A statement released to a stock exchange said: “Further to the announcement made on 12 December 2011 by Business Exchange, after careful consideration, notwithstanding that MWB remains a committed shareholder of Business Exchange, MWB has decided not to proceed with an offer for Business Exchange.”
Yesterday the group had been granted its third extension to announce a decision on the proposal.
The move comes after the group’s heated annual general meeting yesterday in which the group’s board and shareholders reportedly argued.
According to the Telegraph, major shareholder Pyrrho was accused of driving down the company’s share price by publishing open letters to the board and then entering the market to buy more shares.
The accusation was denied by Pyrrho chairman Anson Chan, who had repeatedly questioned the MWB board about its strategy, management and performance. He also called into question the treatment of preference shares in the company accounts.
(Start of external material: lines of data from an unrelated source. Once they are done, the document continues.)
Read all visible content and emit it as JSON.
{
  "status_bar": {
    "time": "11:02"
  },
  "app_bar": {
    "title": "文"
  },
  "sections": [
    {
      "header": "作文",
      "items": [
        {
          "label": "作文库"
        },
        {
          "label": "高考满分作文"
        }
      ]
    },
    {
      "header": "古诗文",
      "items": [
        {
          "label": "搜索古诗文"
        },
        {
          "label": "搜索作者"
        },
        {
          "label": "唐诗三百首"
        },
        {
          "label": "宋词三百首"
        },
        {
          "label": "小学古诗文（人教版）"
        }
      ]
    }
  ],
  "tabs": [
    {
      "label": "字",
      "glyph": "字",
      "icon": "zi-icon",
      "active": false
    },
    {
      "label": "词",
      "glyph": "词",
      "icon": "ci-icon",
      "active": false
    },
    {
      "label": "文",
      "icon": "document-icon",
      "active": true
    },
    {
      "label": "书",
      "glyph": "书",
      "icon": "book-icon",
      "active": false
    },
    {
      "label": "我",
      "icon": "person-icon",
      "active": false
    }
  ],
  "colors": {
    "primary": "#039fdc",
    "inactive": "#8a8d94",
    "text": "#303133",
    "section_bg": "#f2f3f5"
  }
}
The MWB board also found itself under attack over plans to buy its listed serviced office subsidiary MWB Business Exchange.
Pyrrho, which owns 24% of MWB, has previously opposed the takeover of Business Exchange. It has twice written open letters to MWB detailing its concerns.
The acrimonious exchanges at the AGM came to a head over questioning about high levels of interest, up 27%, on debt refinanced earlier this year.